Explicit formulas for Hecke operators on cusp forms, Dedekind symbols and period polynomials

Shinji Fukuhara

Published 2005-06-19, updated 2006-03-28Version 2

Let S_{w+2} be the vector space of cusp forms of weight w+2 on the full modular group, and let S_{w+2}^* denote its dual space. Periods of cusp forms can be regarded as elements of S_{w+2}^*. The Eichler-Shimura isomorphism theorem asserts that odd (or even) periods span S_{w+2}^*. However, periods are not linearly independent; in fact, they satisfy the Eichler-Shimura relations.

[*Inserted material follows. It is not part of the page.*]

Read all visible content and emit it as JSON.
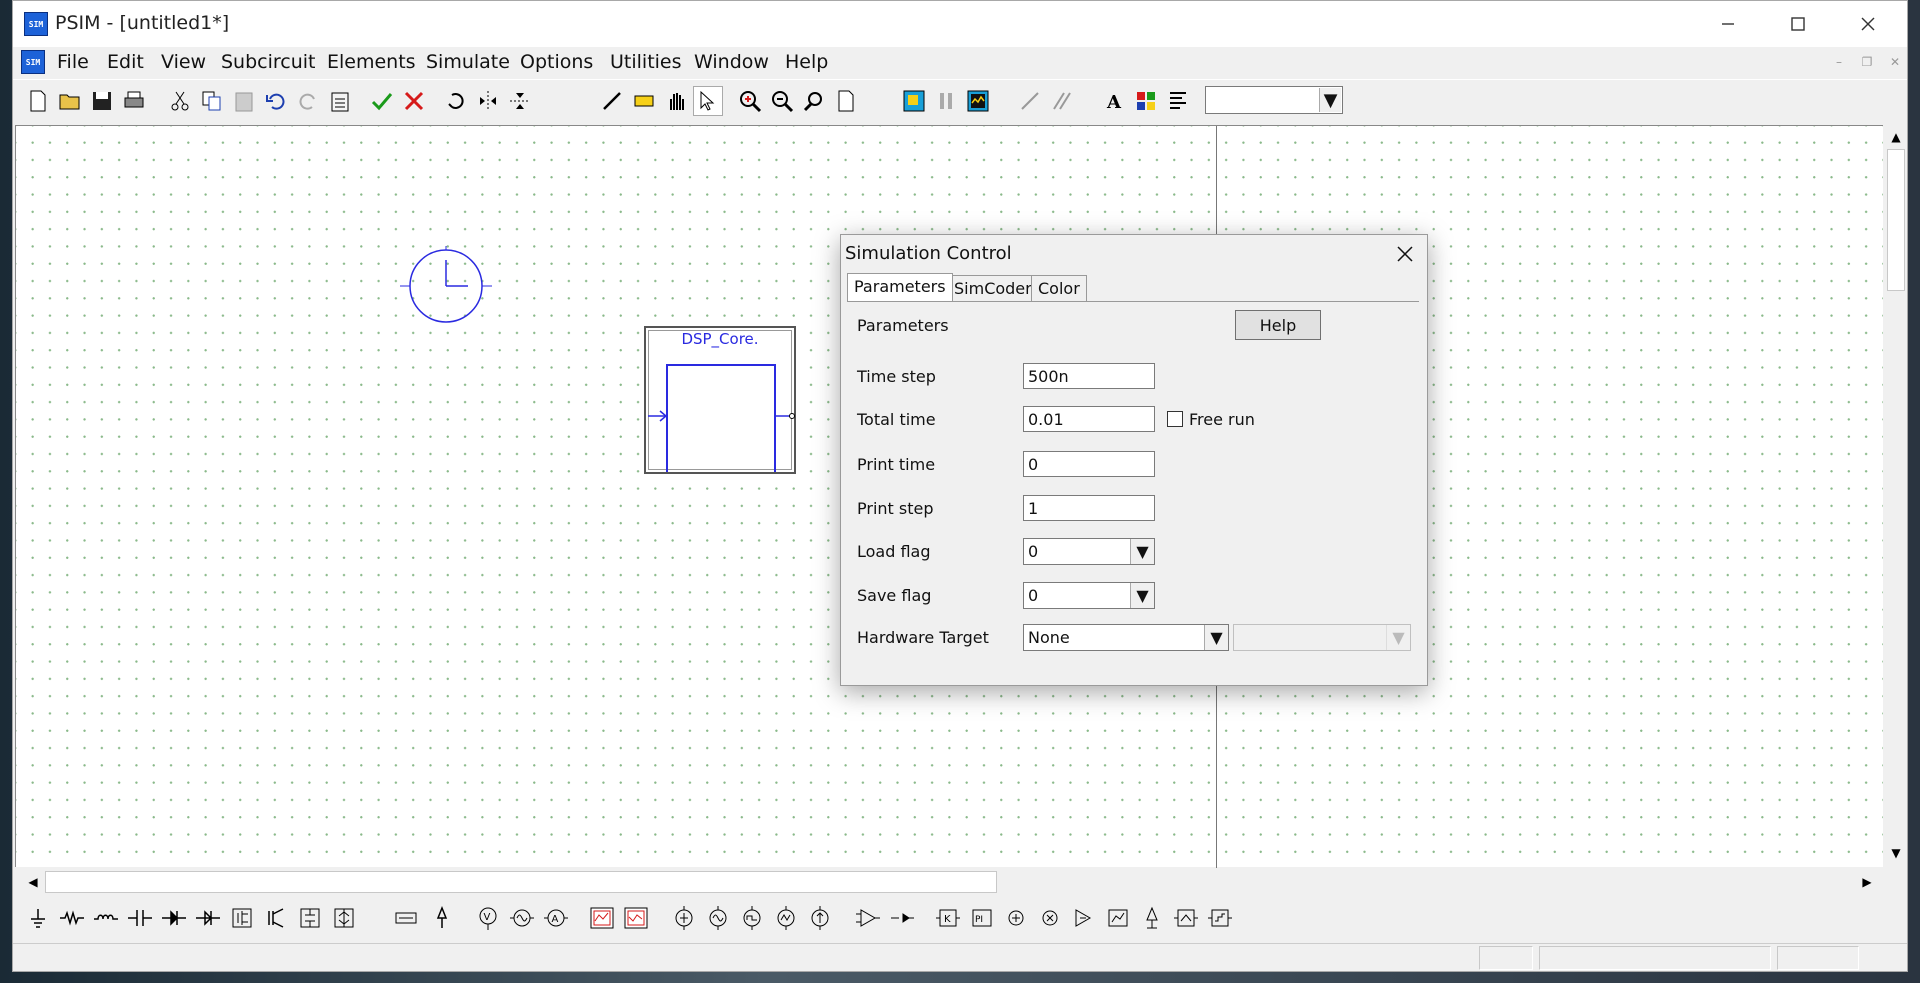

This leads to a natural question: which periods would form a basis of S_{w+2}^*. First we give an answer to this question. Passing to the dual space S_{w+2}, we will determine a new basis for S_{w+2}. The even period polynomials of this basis elements are expressed explicitly by means of Bernoulli polynomials. Next we consider three spaces--S_{w+2}, the space of even Dedekind symbols of weight w with polynomial reciprocity laws, and the space of even period polynomials of degree w. There are natural correspondences among these three spaces. All these spaces are equipped with compatible action of Hecke operators. We will find explicit form of period polynomials and the actions of Hecke operators on the period polynomials. Finally we will obtain explicit formulas for Hecke operators on S_{w+2} in terms of Bernoulli numbers B_k and divisor functions sigma_k(n), which are quite different from the Eichler-Selberg trace formula.